Is the idea of secret societies in real life related to masquarades in fiction?  In fiction, some secret society of beings wielding supernatral powers keeps their identities and what they do secret, to avoid possible panic and such if the mask was removed. 

I don't believe the Elites have access to any technologies or powers that we don't have access to - else why would they need to lie, steal and cheat all the time? Does the rancher "trick" the cows into doing what he wants? No, he ropes, prods and corrals them regardless of what they think about it. While it is true that the Elites do this to us in some allegorical sense, it's a slight overstatement of the case to make it out like they are literally able to treat the public like cattle. They do so but only as part of a very delicately balanced equation that, when tipped against them, becomes very dangerous for them (cf Louis XVI's head).

Harry Potter is a great example of this, as wizards hide themselves (and are forced to do so by a Ministry) from Muggles.

Yeah, I think that HP and related stories are subliminal programming along these lines. Basically, we are being informed that there are powerful people who exist in a world that is entirely separate from our own and, while some of them can move between their world and ours (some never leave their world), we (muggles) can never see their world, even when it affects in some way that we can't understand. Very creepy, subversive stuff.

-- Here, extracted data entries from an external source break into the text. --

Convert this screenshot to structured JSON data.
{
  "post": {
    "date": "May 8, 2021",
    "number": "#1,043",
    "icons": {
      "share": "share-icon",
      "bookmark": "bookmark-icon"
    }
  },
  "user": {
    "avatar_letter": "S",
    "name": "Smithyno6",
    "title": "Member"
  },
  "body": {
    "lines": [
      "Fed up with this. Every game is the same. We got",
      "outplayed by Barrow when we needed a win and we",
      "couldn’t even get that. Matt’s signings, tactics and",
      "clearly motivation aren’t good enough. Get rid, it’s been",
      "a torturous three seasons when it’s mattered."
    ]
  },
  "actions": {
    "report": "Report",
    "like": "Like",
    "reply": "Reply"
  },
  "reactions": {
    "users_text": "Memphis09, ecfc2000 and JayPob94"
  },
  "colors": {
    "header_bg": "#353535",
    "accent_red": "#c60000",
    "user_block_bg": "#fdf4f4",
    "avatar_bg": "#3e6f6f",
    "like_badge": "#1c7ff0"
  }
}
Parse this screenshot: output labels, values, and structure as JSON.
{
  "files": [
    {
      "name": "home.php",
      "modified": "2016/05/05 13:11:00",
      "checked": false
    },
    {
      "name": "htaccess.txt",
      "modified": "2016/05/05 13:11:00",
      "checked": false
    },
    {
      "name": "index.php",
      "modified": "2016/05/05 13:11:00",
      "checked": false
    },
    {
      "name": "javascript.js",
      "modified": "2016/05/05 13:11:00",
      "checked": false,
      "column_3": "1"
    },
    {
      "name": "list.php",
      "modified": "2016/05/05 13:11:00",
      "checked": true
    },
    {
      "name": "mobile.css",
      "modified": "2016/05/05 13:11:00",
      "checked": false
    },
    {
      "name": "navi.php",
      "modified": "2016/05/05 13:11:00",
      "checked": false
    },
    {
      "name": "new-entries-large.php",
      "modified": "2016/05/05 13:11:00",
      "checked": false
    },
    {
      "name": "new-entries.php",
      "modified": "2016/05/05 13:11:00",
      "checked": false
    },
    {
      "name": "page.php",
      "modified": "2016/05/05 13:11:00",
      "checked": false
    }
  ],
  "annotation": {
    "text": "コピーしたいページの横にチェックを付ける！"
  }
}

To reiterate, I don't think this is because they actually have any advanced technologies or superphysical powers but things go much smoother for them if the public simply behaved as if they do. Of course, not everyone needs this programming, it's only people who might be smart enough to perceive the mask/curtain and to wonder what's behind it - HP appeals primarily to nerds/smart-people and it does so by constantly flattering their mental superiority (Hermione/Potter vs. Ron Weasly, all magicians/half-bloods vs. muggles, etc.) But in the end, a truly smart person knows that it's all make-believe. See?